Because of the iron center shielding afforded by hemoglobin’s native protein conformation, passivation of the DNA-modified electrode is less of a stringent necessity when this protein is used as an electron sink (Figure 7) [36]. The combination of a covalent MB mediator and hemoglobin electron sink enabled the ready detection of restriction-enzyme activity at a low-density DNA film. Notably, using covalent MB and Fe(CN)63−, detection of DNA was limited to greater than 500 fmol on the surface. In contrast, upon incorporation of hemoglobin, DNA was detectable at 5 fmol on the surface, a greater than 100-fold decrease in detection.

Figure 7.

Figure 7

Electrocatalytic cycle between DNA tethered MB and freely-diffusing hemoglobin. As MB is reduced to LB, its affinity for DNA is significantly decreased, resulting in LB dissociation from the duplex. The LB is then reoxidized by hemoglobin in solution while maintaining surface passivation. The amino acids of the hemoglobin shell provide an inherent passivator between the iron center and electrode surface. The chronocoulometry of the system is shown. In red is the signal resulting from electrocatalysis, while in black is the MB-DNA without hemoglobin, and in grey is unmodified DNA duplex.

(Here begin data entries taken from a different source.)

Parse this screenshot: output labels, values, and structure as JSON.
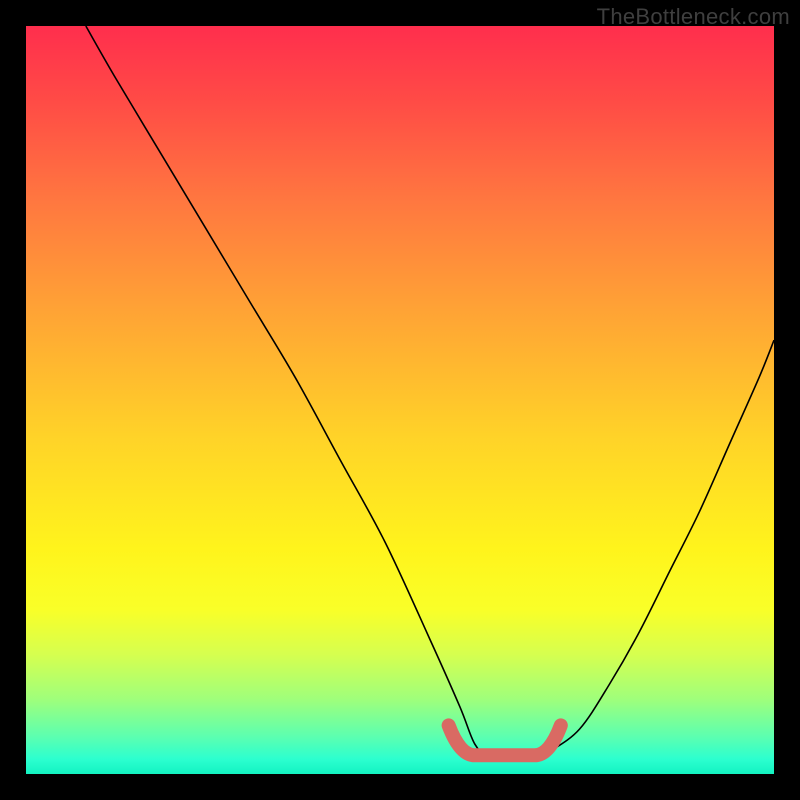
{
  "watermark": "TheBottleneck.com",
  "colors": {
    "background": "#000000",
    "curve": "#000000",
    "highlight": "#d96a63",
    "gradient_top": "#ff2e4d",
    "gradient_bottom": "#13f3c2"
  },
  "chart_data": {
    "type": "line",
    "title": "",
    "xlabel": "",
    "ylabel": "",
    "xlim": [
      0,
      100
    ],
    "ylim": [
      0,
      100
    ],
    "grid": false,
    "legend": false,
    "series": [
      {
        "name": "bottleneck-curve",
        "x": [
          8,
          12,
          18,
          24,
          30,
          36,
          42,
          48,
          54,
          58,
          60,
          62,
          64,
          66,
          68,
          70,
          74,
          78,
          82,
          86,
          90,
          94,
          98,
          100
        ],
        "y": [
          100,
          93,
          83,
          73,
          63,
          53,
          42,
          31,
          18,
          9,
          4,
          2,
          2,
          2,
          2,
          3,
          6,
          12,
          19,
          27,
          35,
          44,
          53,
          58
        ]
      }
    ],
    "annotations": [
      {
        "name": "optimal-segment",
        "type": "highlight",
        "x_range": [
          58,
          70
        ],
        "y": 2.5
      }
    ]
  }
}
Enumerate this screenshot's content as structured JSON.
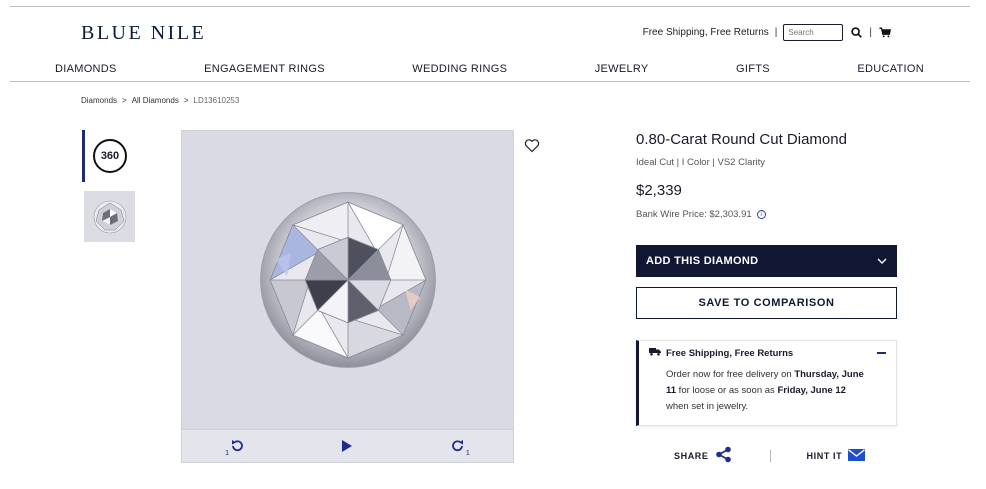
{
  "header": {
    "logo": "BLUE NILE",
    "shipping_link": "Free Shipping, Free Returns",
    "separator": "|",
    "search_placeholder": "Search"
  },
  "nav": {
    "items": [
      "DIAMONDS",
      "ENGAGEMENT RINGS",
      "WEDDING RINGS",
      "JEWELRY",
      "GIFTS",
      "EDUCATION"
    ]
  },
  "breadcrumb": {
    "items": [
      "Diamonds",
      "All Diamonds",
      "LD13610253"
    ],
    "separator": ">"
  },
  "gallery": {
    "badge_360": "360",
    "rotate_left_sub": "1",
    "rotate_right_sub": "1"
  },
  "product": {
    "title": "0.80-Carat Round Cut Diamond",
    "specs": "Ideal Cut | I Color | VS2 Clarity",
    "price": "$2,339",
    "bank_wire": "Bank Wire Price: $2,303.91",
    "info_glyph": "i"
  },
  "actions": {
    "add_label": "ADD THIS DIAMOND",
    "compare_label": "SAVE TO COMPARISON"
  },
  "shipping": {
    "title": "Free Shipping, Free Returns",
    "text_1": "Order now for free delivery on ",
    "date_1": "Thursday, June 11",
    "text_2": " for loose or as soon as ",
    "date_2": "Friday, June 12",
    "text_3": " when set in jewelry."
  },
  "share": {
    "share_label": "SHARE",
    "hint_label": "HINT IT"
  },
  "colors": {
    "navy": "#111733",
    "accent_blue": "#1f2b8e",
    "viewer_bg": "#d9dae3"
  },
  "icons": [
    "heart-icon",
    "search-icon",
    "cart-icon",
    "rotate-left-icon",
    "play-icon",
    "rotate-right-icon",
    "truck-icon",
    "share-icon",
    "envelope-icon",
    "chevron-down-icon",
    "info-icon"
  ]
}
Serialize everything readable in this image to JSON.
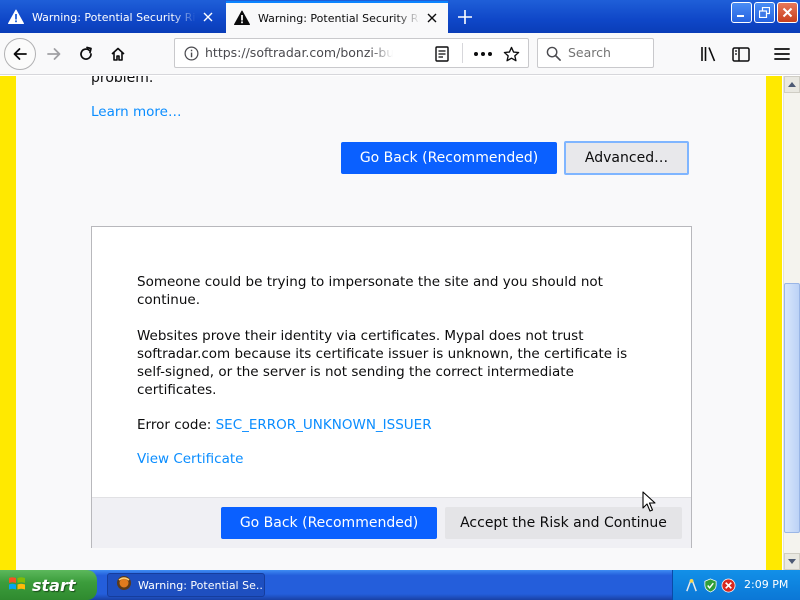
{
  "window": {
    "tabs": [
      {
        "title": "Warning: Potential Security Risk Ah",
        "active": false
      },
      {
        "title": "Warning: Potential Security Risk Ah",
        "active": true
      }
    ]
  },
  "toolbar": {
    "url": "https://softradar.com/bonzi-buddy",
    "search_placeholder": "Search"
  },
  "page": {
    "problem_tail": "problem.",
    "learn_more": "Learn more…",
    "go_back_label": "Go Back (Recommended)",
    "advanced_label": "Advanced…",
    "advanced_panel": {
      "paragraph1": "Someone could be trying to impersonate the site and you should not continue.",
      "paragraph2": "Websites prove their identity via certificates. Mypal does not trust softradar.com because its certificate issuer is unknown, the certificate is self-signed, or the server is not sending the correct intermediate certificates.",
      "error_code_label": "Error code:",
      "error_code": "SEC_ERROR_UNKNOWN_ISSUER",
      "view_certificate": "View Certificate",
      "go_back_label": "Go Back (Recommended)",
      "accept_label": "Accept the Risk and Continue"
    }
  },
  "taskbar": {
    "start_label": "start",
    "task_label": "Warning: Potential Se...",
    "clock": "2:09 PM"
  },
  "colors": {
    "accent_blue": "#0a60ff",
    "link_blue": "#0a8dff",
    "warning_stripe": "#ffe900",
    "xp_taskbar": "#245edb",
    "xp_start_green": "#3c9d3c"
  }
}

4. Two-Electrode Platforms for Electrocatalytic Detection

We have recently begun to extend these electrocatalytic detection schemes to a two-electrode format in which a secondary working electrode is positioned above the DNA film to serve as a signaling probe for DNA CT (Figure 8). Such an arrangement offers several significant advantages over a single-electrode detection platform: (i) the catalytic substrate (e.g., Fe(CN)63−) is now regenerated directly at the probe tip, eliminating substrate migration into the depleted diffusion layer as the ultimate limiting factor in the overall electrocatalytic rates; (ii) because detection is accomplished from a secondary electrode that measures turnover of the electron sink, there is no background signal to contend with; and (iii) coupled to in situ Cu(I)-catalyzed DNA film fabrication, the two-electrode platform provides not only spatial resolution of the DNA-modified surface, but also a convenient method to address multiple DNA sequences closely spaced on a single substrate surface.

Figure 8.

Figure 8

Electrocatalytic signal amplification for detection from a secondary electrode. Intercalated methylene blue is reduced through DNA CT to leucomethylene blue, which has a lower affinity for DNA and does not remain intercalated. The leucomethylene blue can be reoxidized to methylene blue by ferricyanide, which is, in turn, reduced to ferrocyanide. Unlike when ferricyanide acts as a simple electron sink, ferrocyanide is now reoxidized to ferricyanide at a secondary electrode (top brown electrode). The current generated at the secondary electrode from the reoxidation of ferricyanide can be measured separately.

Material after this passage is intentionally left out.